Economic conditions were at the heart of the crisis when protests spread throughout the region in 2011, including in the countries under study. Misguided policies combined with the global financial crisis to create deep economic distortions in those countries, including high levels of unemployment. Some of those policies were undertaken at the behest of international organizations such as the IMF.

Three years later, the IMF study shows, conditions are worse. For example, unemployment was already high in those countries before 2011, especially youth unemployment, but it is higher today, double the international average. Consequently, job creation is key to the recovery and future growth. This fact is reflected in the IMF new study’s recommendations, which revolve around the theme “jobs, jobs, and more jobs. They call for labor market and education reform, and for job-creating economic growth, which means that economic policy should aim to reorient resources toward raising public investment, deepening trade integration, easing burdensome business regulation, unleashing entrepreneurial activity and private investment, reducing corruption, and strengthening access to finance especially for small and medium enterprises, an area the region lags behind all other regions in the world.

According to the study, youth unemployment is high, ranging from 18 percent to 30 percent in Egypt, Jordan, Morocco, and Tunisia. In Egypt, the chance of first-time job seekers finding employment in a formal job dropped from 80 percent in the past to less than 30 percent nowadays.
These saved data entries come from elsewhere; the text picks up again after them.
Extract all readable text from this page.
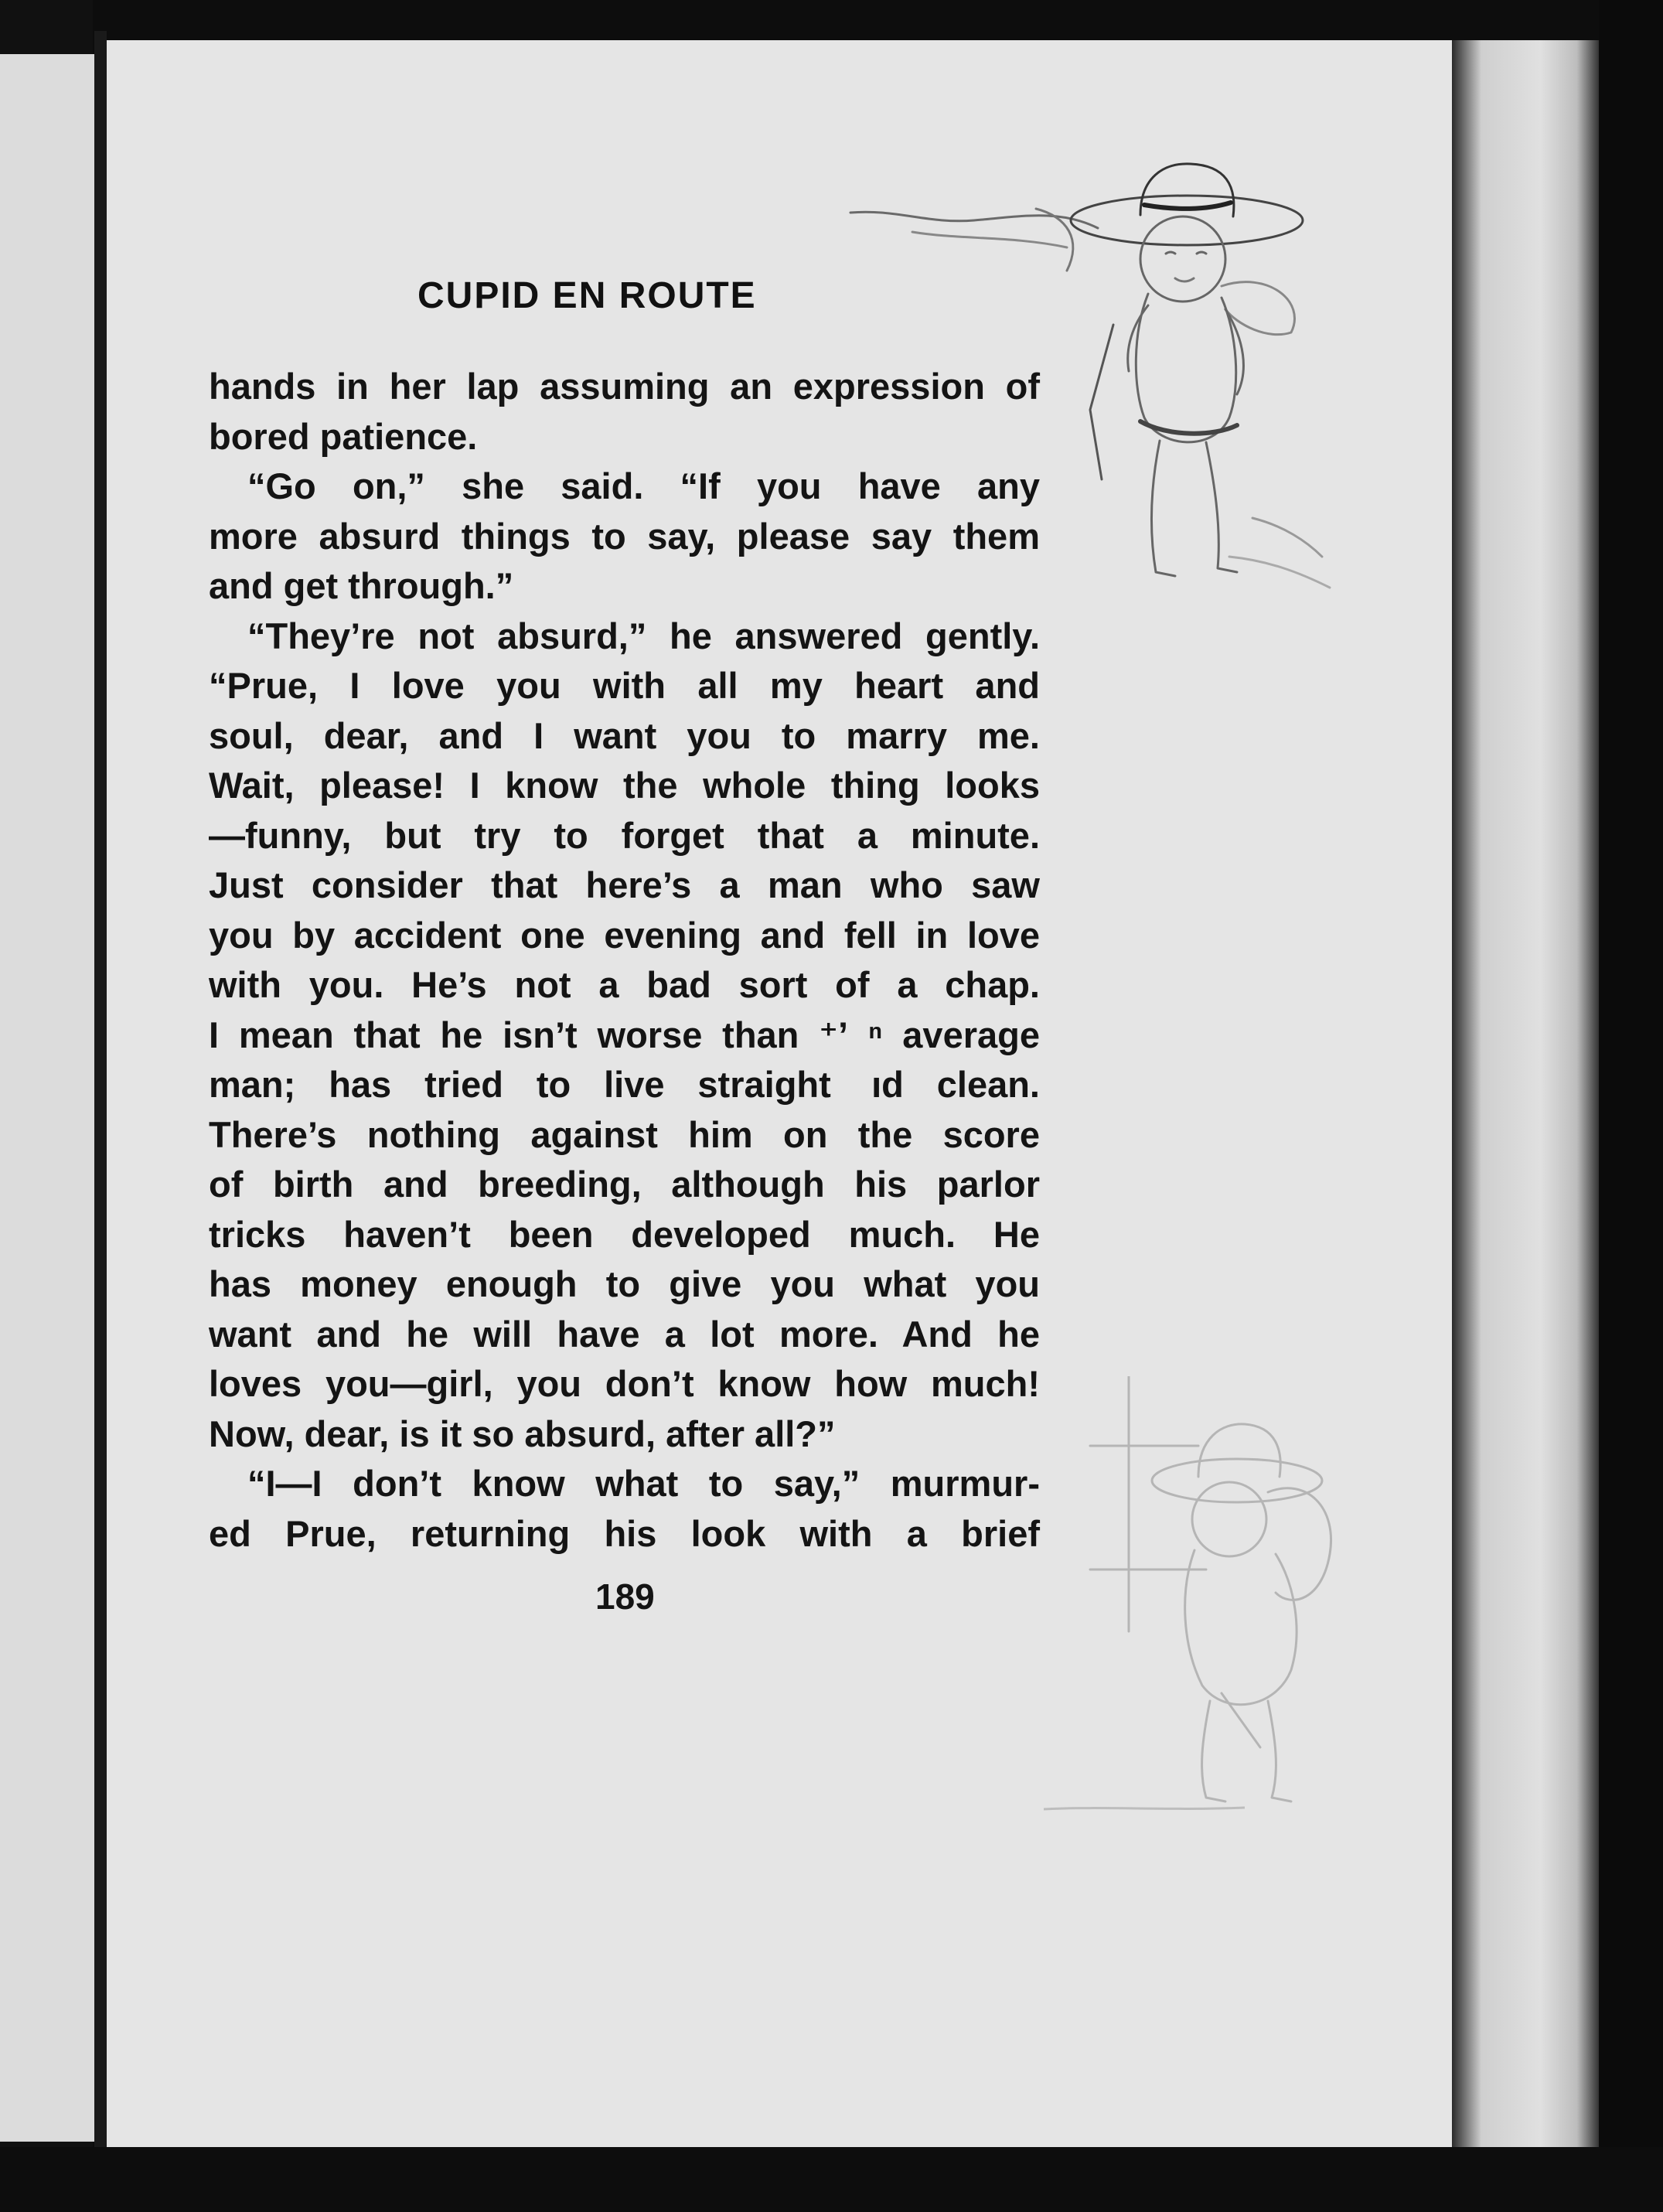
CUPID EN ROUTE
hands in her lap assuming an expression of
bored patience.
“Go on,” she said. “If you have any
more absurd things to say, please say them
and get through.”
“They’re not absurd,” he answered gently.
“Prue, I love you with all my heart and
soul, dear, and I want you to marry me.
Wait, please! I know the whole thing looks
—funny, but try to forget that a minute.
Just consider that here’s a man who saw
you by accident one evening and fell in love
with you. He’s not a bad sort of a chap.
I mean that he isn’t worse than ⁺ʼ ⁿ average
man; has tried to live straight  ıd clean.
There’s nothing against him on the score
of birth and breeding, although his parlor
tricks haven’t been developed much. He
has money enough to give you what you
want and he will have a lot more. And he
loves you—girl, you don’t know how much!
Now, dear, is it so absurd, after all?”
“I—I don’t know what to say,” murmur-
ed Prue, returning his look with a brief
189
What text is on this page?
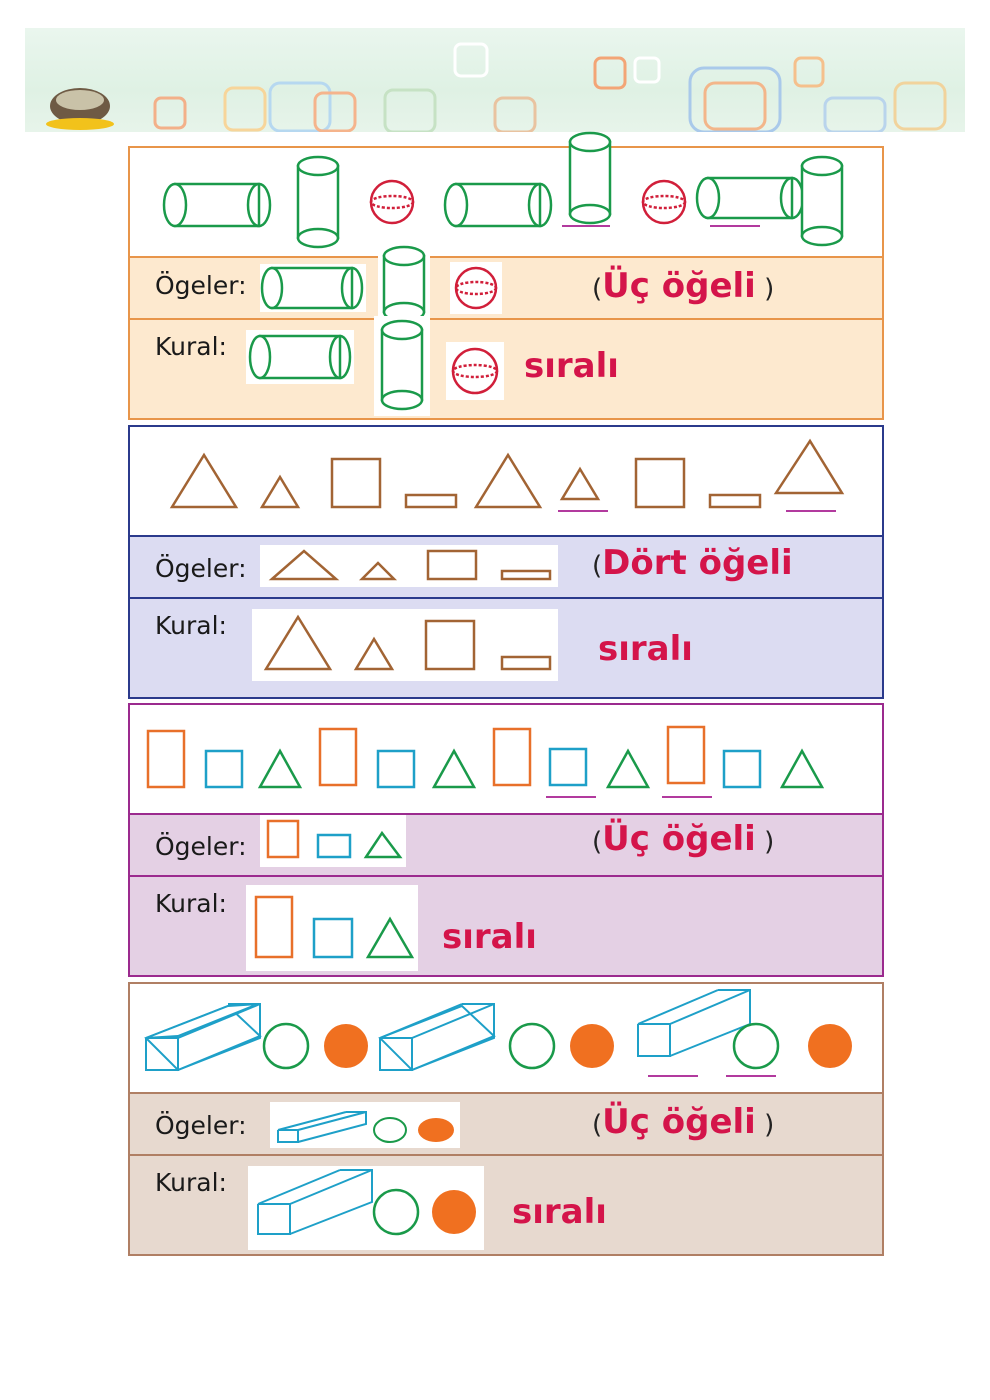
Ögeler:	(Üç öğeli )
Kural:	sıralı
Ögeler:	(Dört öğeli
Kural:
sıralı
Ögeler:	(Üç öğeli )
Kural:
sıralı
Ögeler:	(Üç öğeli )
Kural:
sıralı
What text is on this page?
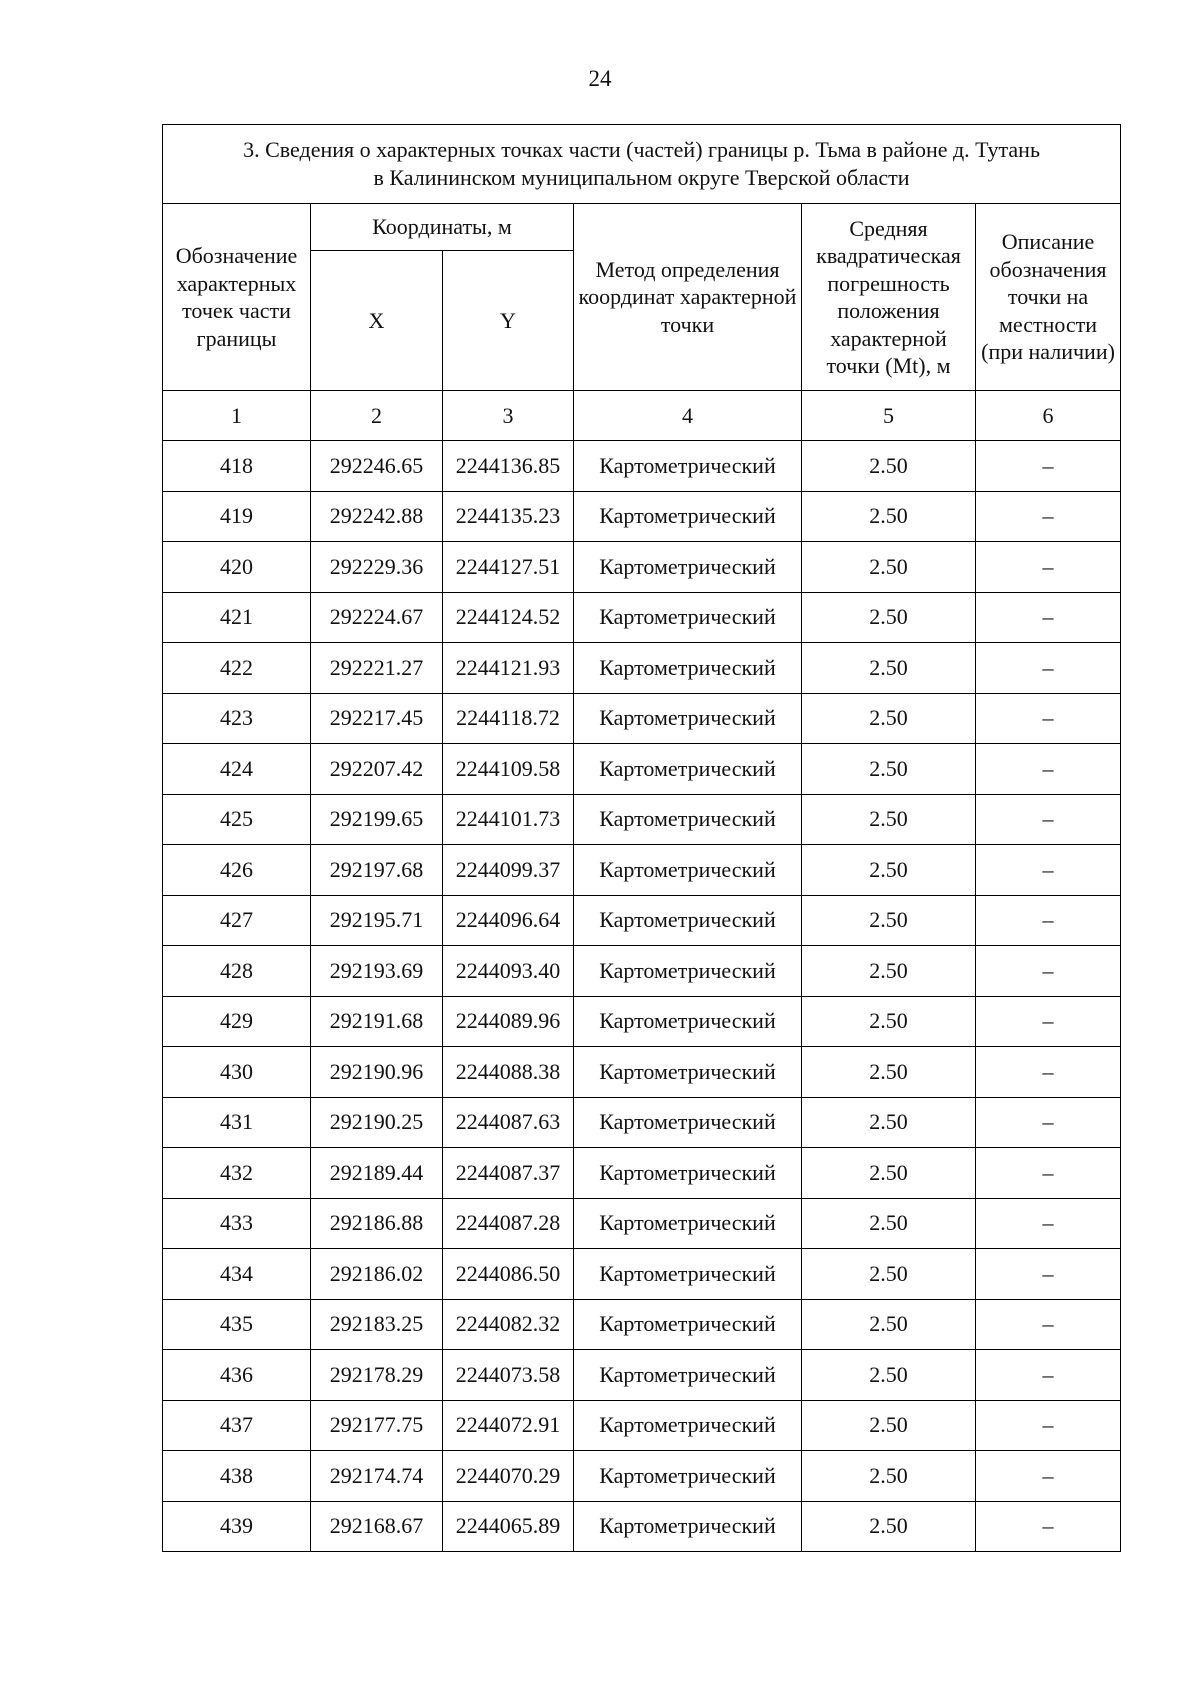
24
3. Сведения о характерных точках части (частей) границы р. Тьма в районе д. Тутань
в Калининском муниципальном округе Тверской области					

Обозначение характерных точек части границы	Координаты, м		Метод определения координат характерной точки	Средняя квадратическая погрешность положения характерной точки (Mt), м	Описание обозначения точки на местности (при наличии)
	X	Y			
1	2	3	4	5	6
418	292246.65	2244136.85	Картометрический	2.50	–
419	292242.88	2244135.23	Картометрический	2.50	–
420	292229.36	2244127.51	Картометрический	2.50	–
421	292224.67	2244124.52	Картометрический	2.50	–
422	292221.27	2244121.93	Картометрический	2.50	–
423	292217.45	2244118.72	Картометрический	2.50	–
424	292207.42	2244109.58	Картометрический	2.50	–
425	292199.65	2244101.73	Картометрический	2.50	–
426	292197.68	2244099.37	Картометрический	2.50	–
427	292195.71	2244096.64	Картометрический	2.50	–
428	292193.69	2244093.40	Картометрический	2.50	–
429	292191.68	2244089.96	Картометрический	2.50	–
430	292190.96	2244088.38	Картометрический	2.50	–
431	292190.25	2244087.63	Картометрический	2.50	–
432	292189.44	2244087.37	Картометрический	2.50	–
433	292186.88	2244087.28	Картометрический	2.50	–
434	292186.02	2244086.50	Картометрический	2.50	–
435	292183.25	2244082.32	Картометрический	2.50	–
436	292178.29	2244073.58	Картометрический	2.50	–
437	292177.75	2244072.91	Картометрический	2.50	–
438	292174.74	2244070.29	Картометрический	2.50	–
439	292168.67	2244065.89	Картометрический	2.50	–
The root of the problem varies from one country to another, but the IMF study identifies a number of common critical factors, including stifling labor market regulations; the dominance of the public sector as employer of first and last resort; and education systems that do not deliver an adequate skill mix.

For example, rigid labor market regulations discourage firms from hiring. Enterprise surveys show that 23 percent of firms in the region perceive labor regulations as a major constraint, by far the highest share among the world’s regions. A survey of manufacturing firms in Egypt found that 24 percent would increase their hiring in the absence of restrictions, while only 3 percent would fire workers.

Similarly, the dominance of the public sector in the labor market has introduced distortions by affecting the structure of unemployment and the supply of skills through the education system. The implicit and explicit employment guarantees in government hiring, and mismatched salary expectations resulting from generous civil service pay scales and benefits, have led to market segmentation and excess demand for public sector jobs.

A significant share of the blame should be borne by the education systems, which focus on formal qualifications for entry into the civil service, rather than the right skills mix for the private sector. Enterprise surveys show that the share of firms in region identifying an inadequately educated workforce as a major constraint (39 percent) is the highest among the world’s region. In Egypt, for example, a study found that 34 percent of jobs require a technical education, but only 11 percent of graduates have this level of qualification. University education, meanwhile, is skewed away from technical subjects; across North Africa, only 18 percent of university graduates are in the fields of science and engineering.

For transition countries to recover, they need help from the international community. The IMF contends that stepped-up support from the international community will also be critical, through increased financing, better access for their exports to advanced economies’ markets, and broader policy advice and capacity-building. Needless to say, the international community, with a few notable exceptions, has been slow to respond to the economic challenges transition countries are facing. Never lost for advice on political issues, the great powers are reluctant to provide the economic means to help on the economic front.

The GCC countries have undertaken massive pledges of economic support for most of those transition countries. The rest of the world must follow that example, for as the IMF points out, without international help, they could languish in transition indefinitely.